Working in a galley as a woman

Nov 14, 2019

It’s not a cloudless world for people going to work at sea. Ship life is definitely not as easy as it seems to be. I would like to talk about my experience as a woman after I signed a contract with a reputable British cruise line. I was employed as a “Demi Chef de Partie” in the pastry section, to be a part of the galley team. Until I came onboard a cruise ship, this world was totally unknown to me. Galley. As we call the kitchen in a ship. A human anthill always in action… But people don’t really mention how your life and work will be. It was kind of impossible to know about my future routine before I embarked. So let me tell you more about what I experienced… In the cruise line sector, women represent only 18% of the workforce. In my experience, there is no reluctance in the industry to encourage them to enroll. But once onboard the ship, have they to prove themselves differently when compared to the men? 

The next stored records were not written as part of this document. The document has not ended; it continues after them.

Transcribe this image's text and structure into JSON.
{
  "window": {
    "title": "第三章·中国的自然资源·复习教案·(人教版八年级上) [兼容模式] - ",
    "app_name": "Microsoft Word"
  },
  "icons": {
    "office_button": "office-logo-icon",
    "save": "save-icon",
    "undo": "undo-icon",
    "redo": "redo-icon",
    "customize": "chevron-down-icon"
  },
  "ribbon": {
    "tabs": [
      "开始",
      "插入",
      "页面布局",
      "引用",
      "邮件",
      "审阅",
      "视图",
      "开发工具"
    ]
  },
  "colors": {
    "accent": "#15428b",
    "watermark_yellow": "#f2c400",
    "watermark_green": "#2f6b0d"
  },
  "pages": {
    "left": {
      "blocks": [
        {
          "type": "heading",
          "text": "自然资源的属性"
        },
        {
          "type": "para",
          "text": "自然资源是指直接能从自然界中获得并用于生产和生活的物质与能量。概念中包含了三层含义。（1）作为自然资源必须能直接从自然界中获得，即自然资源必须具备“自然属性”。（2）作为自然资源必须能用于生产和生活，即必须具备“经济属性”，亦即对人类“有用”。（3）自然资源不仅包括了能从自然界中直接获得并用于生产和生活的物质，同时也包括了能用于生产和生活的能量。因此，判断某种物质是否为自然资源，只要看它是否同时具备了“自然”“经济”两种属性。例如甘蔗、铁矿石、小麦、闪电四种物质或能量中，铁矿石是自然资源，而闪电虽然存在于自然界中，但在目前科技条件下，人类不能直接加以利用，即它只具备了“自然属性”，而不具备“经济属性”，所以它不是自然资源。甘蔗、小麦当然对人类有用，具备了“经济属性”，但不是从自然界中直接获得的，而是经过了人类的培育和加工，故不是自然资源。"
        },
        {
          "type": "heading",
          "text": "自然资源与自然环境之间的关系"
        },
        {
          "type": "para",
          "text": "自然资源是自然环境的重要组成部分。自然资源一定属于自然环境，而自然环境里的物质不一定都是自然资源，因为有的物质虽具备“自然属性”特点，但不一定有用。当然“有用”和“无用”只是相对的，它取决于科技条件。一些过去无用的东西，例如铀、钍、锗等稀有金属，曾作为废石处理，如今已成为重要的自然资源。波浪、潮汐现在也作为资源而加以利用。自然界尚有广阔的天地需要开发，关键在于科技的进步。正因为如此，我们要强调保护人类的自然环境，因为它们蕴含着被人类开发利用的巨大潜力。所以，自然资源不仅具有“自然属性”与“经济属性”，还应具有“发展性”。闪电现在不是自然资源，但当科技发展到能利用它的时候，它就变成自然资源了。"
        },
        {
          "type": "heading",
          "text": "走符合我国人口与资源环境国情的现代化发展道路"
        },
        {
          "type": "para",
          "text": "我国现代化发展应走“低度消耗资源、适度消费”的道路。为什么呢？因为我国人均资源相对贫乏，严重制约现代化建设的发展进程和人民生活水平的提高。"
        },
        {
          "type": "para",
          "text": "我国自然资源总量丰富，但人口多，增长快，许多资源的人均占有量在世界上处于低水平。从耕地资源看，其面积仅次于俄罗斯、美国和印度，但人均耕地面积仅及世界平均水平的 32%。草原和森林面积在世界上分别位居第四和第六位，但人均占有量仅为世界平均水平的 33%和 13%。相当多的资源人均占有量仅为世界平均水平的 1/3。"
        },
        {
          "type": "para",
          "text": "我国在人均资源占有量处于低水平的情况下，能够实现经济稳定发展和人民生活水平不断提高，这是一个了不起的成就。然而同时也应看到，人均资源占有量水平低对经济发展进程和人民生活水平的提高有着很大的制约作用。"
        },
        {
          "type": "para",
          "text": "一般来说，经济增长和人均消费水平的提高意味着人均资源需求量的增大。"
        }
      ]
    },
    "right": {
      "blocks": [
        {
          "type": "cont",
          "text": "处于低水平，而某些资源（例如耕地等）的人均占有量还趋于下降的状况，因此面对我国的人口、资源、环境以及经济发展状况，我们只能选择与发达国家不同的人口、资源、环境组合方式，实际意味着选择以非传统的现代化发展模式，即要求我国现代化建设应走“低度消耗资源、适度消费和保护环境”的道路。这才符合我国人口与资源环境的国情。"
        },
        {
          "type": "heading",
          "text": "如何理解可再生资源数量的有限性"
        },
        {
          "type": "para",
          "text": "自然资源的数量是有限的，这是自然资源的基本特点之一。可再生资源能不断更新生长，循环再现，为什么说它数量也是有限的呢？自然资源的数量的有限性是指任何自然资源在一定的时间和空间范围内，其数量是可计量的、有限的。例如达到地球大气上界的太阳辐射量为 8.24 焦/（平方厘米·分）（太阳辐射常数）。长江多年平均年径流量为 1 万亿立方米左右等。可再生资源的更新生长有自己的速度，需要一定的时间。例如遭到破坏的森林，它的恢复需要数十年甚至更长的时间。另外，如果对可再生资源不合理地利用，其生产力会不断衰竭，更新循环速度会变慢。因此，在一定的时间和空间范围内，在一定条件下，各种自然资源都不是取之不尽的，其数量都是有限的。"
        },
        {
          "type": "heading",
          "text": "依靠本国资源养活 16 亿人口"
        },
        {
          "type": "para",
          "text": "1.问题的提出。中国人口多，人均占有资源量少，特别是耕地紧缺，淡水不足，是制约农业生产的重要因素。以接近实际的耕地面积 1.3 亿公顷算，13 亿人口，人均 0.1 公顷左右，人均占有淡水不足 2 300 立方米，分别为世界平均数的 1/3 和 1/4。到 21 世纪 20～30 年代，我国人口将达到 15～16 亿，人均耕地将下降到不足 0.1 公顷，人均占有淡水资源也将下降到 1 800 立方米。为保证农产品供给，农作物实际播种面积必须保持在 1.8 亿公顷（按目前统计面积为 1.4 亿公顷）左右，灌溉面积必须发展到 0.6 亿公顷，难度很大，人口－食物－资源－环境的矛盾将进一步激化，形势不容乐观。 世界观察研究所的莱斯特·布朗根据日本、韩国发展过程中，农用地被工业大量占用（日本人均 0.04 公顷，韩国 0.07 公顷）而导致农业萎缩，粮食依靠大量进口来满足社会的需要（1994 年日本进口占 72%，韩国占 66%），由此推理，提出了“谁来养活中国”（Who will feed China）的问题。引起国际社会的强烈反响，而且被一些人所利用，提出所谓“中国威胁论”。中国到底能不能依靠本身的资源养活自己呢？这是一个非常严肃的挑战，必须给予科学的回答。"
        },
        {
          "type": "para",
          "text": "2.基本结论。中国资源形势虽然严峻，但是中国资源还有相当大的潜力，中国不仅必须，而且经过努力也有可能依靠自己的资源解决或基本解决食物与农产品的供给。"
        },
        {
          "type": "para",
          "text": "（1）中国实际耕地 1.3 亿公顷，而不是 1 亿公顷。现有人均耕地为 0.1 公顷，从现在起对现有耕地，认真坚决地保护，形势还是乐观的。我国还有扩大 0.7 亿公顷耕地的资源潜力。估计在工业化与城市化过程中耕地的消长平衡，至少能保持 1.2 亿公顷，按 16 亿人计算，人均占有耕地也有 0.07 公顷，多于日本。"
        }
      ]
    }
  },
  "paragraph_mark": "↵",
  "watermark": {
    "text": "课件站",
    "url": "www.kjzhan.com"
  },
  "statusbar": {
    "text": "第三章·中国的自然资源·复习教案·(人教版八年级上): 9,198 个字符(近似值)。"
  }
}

I’m going to give my opinion.

Despite my faltering English and my lack of experience at sea, I joined a floating monster of 3 800 passengers and 1 900 crew members. Through a labyrinth of gangways, I found my working place. For the first time in my life, I didn’t have any point of reference… But I was already away. I had to learn quickly how to move around the holds, the guts of the ship. At work, from the first day onboard, profitability, productivity and efficiency were the watchwords. I remember, in the evening during the service, the pastry section was becoming a real jungle. Over the continuous humming of motors, an army of waiters started screaming to get their orders. In production, we used to burn ourselves, we cut ourselves at the first careless fraction of a second. Movements were sometimes less accurate as we worked at a fast pace… Sounds were too loud and tasks were harder than anything I have ever known. However, as hard as work was becoming, day by day, something inexplicable happened. It became addictive… In my experience, the beginning was physically and mentally hard. Even with motivation and a positive attitude, it requires strength.

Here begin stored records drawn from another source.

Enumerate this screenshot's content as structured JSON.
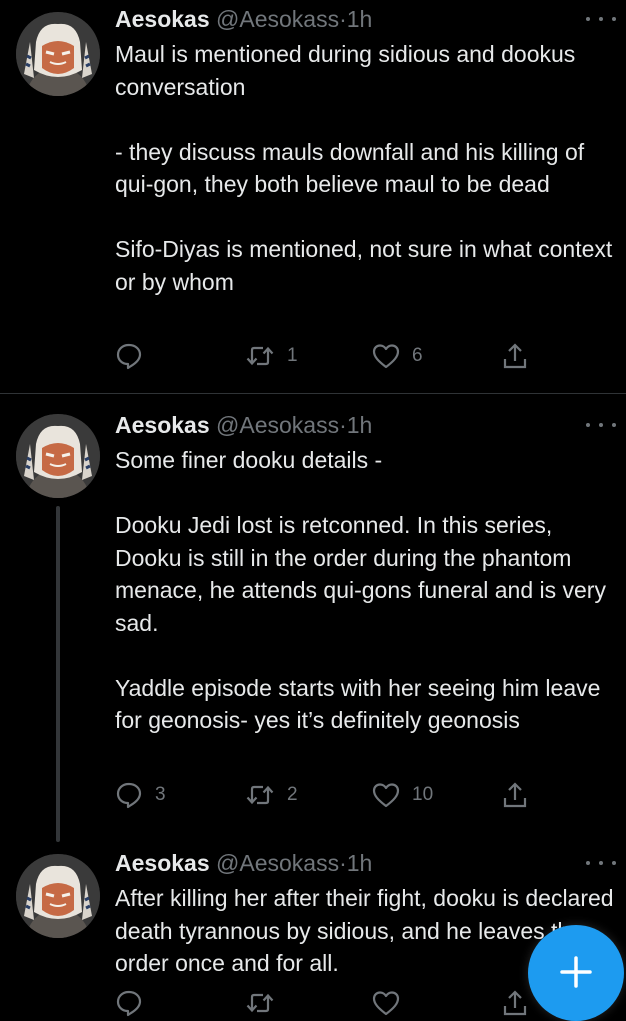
{
  "colors": {
    "background": "#000000",
    "text_primary": "#e7e9ea",
    "text_secondary": "#71767b",
    "accent": "#1d9bf0",
    "divider": "#2f3336"
  },
  "tweets": [
    {
      "author_name": "Aesokas",
      "handle": "@Aesokass",
      "separator": "·",
      "time": "1h",
      "text": "Maul is mentioned during sidious and dookus conversation\n\n- they discuss mauls downfall and his killing of qui-gon, they both believe maul to be dead\n\nSifo-Diyas is mentioned, not sure in what context or by whom",
      "reply_count": "",
      "retweet_count": "1",
      "like_count": "6"
    },
    {
      "author_name": "Aesokas",
      "handle": "@Aesokass",
      "separator": "·",
      "time": "1h",
      "text": "Some finer dooku details -\n\nDooku Jedi lost is retconned. In this series, Dooku is still in the order during the phantom menace, he attends qui-gons funeral and is very sad.\n\nYaddle episode starts with her seeing him leave for geonosis- yes it’s definitely geonosis",
      "reply_count": "3",
      "retweet_count": "2",
      "like_count": "10"
    },
    {
      "author_name": "Aesokas",
      "handle": "@Aesokass",
      "separator": "·",
      "time": "1h",
      "text": "After killing her after their fight, dooku is declared death tyrannous by sidious, and he leaves the order once and for all.",
      "reply_count": "",
      "retweet_count": "",
      "like_count": ""
    }
  ],
  "icons": {
    "reply": "reply-icon",
    "retweet": "retweet-icon",
    "like": "heart-icon",
    "share": "share-icon",
    "more": "more-icon",
    "compose": "compose-plus-icon"
  }
}
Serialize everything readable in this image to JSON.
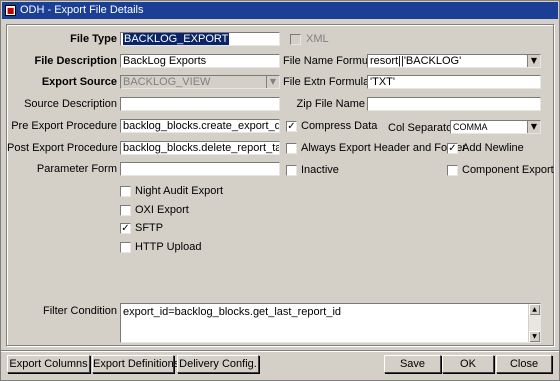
{
  "window": {
    "title": "ODH - Export File Details",
    "icon": "app-icon"
  },
  "left": {
    "file_type": {
      "label": "File Type",
      "value": "BACKLOG_EXPORT"
    },
    "file_description": {
      "label": "File Description",
      "value": "BackLog Exports"
    },
    "export_source": {
      "label": "Export Source",
      "value": "BACKLOG_VIEW"
    },
    "source_description": {
      "label": "Source Description",
      "value": ""
    },
    "pre_export": {
      "label": "Pre Export Procedure",
      "value": "backlog_blocks.create_export_data(pr"
    },
    "post_export": {
      "label": "Post Export Procedure",
      "value": "backlog_blocks.delete_report_table"
    },
    "parameter_form": {
      "label": "Parameter Form",
      "value": ""
    }
  },
  "right": {
    "xml": {
      "label": "XML",
      "checked": false,
      "disabled": true
    },
    "file_name_formula": {
      "label": "File Name Formula",
      "value": "resort||'BACKLOG'"
    },
    "file_extn_formula": {
      "label": "File Extn Formula",
      "value": "'TXT'"
    },
    "zip_file_name": {
      "label": "Zip File Name",
      "value": ""
    },
    "compress_data": {
      "label": "Compress Data",
      "checked": true
    },
    "col_separator": {
      "label": "Col Separator",
      "value": "COMMA"
    },
    "always_export_header": {
      "label": "Always Export Header and Footer",
      "checked": false
    },
    "add_newline": {
      "label": "Add Newline",
      "checked": true
    },
    "inactive": {
      "label": "Inactive",
      "checked": false
    },
    "component_export": {
      "label": "Component Export",
      "checked": false
    }
  },
  "options": [
    {
      "label": "Night Audit Export",
      "checked": false
    },
    {
      "label": "OXI Export",
      "checked": false
    },
    {
      "label": "SFTP",
      "checked": true
    },
    {
      "label": "HTTP Upload",
      "checked": false
    }
  ],
  "filter": {
    "label": "Filter Condition",
    "value": "export_id=backlog_blocks.get_last_report_id"
  },
  "buttons": {
    "export_columns": "Export Columns",
    "export_definitions": "Export Definitions",
    "delivery_config": "Delivery Config.",
    "save": "Save",
    "ok": "OK",
    "close": "Close"
  },
  "glyphs": {
    "dropdown": "▼",
    "check": "✓",
    "up": "▲",
    "down": "▼"
  }
}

Every day comes with a bunch of challenges, which is really amazing. And when you aren’t used to this lifestyle, it’s more emotionally difficult than anything else you have experienced, and no, it’s not a “woman thing” to say or feel that. Working in a kitchen is conventionally a man’s world. I’m still thinking that many women fear to take it up as a profession, especially with the fast-paced and stressful environment at sea. 13 hours per day, 7 days a week, without any day off for the next 6 months (at least…).

I had to do the same job as my male colleagues. They considered me one of them almost straight away. No one really thought about my gender. They didn’t treat me in a different way because of it. I think there is a real equality between co-workers because respect for each other is pivotal. The policy against verbal harassment and physical assault is quite omnipresent and adhered to by everyone. Being accepted into a group made up of mostly men didn’t take much time, just a few days. I had to earn their respect but more through my competencies and abilities than my gender. I pushed myself harder to prove my worth. Acceptance is a real challenge… Being able to work in a multi-cultural environment is definitely one of the biggest aspects of the job. This lifestyle strengthens connections, combines cultures and mixes nationalities. But something bothered me… To tell you the truth, the only “problem” I had to face with wasn’t gender-based. It happened when I get a promotion during my first contract. “Because you’re white…” For most of the crew members, it was obviously because of my skin color and not because of my skills. These stereotypes are quite strong onboard. Promotion can be more related to ethnicity than gender… I was faced with a lot of negativity at this time of my contract but I was hoping the move would bring me a huge amount of valuable experience, and it did. Even more, than expected! I try not to be afraid of criticism as I strive for my dreams. Some people in the galley stopped interacting with me and I was feeling kind of isolated, trying to give my best for my new position, to prove to them that I deserved it and i got it for the right reasons. I think I was looking for them to accept and respect that my work merited my promotion. I couldn’t accept this idea of favoritism.

My last message is to never stop exploring our world, believe in yourself because nothing is really unachievable. With passion and determination, women are stronger than they can ever imagine.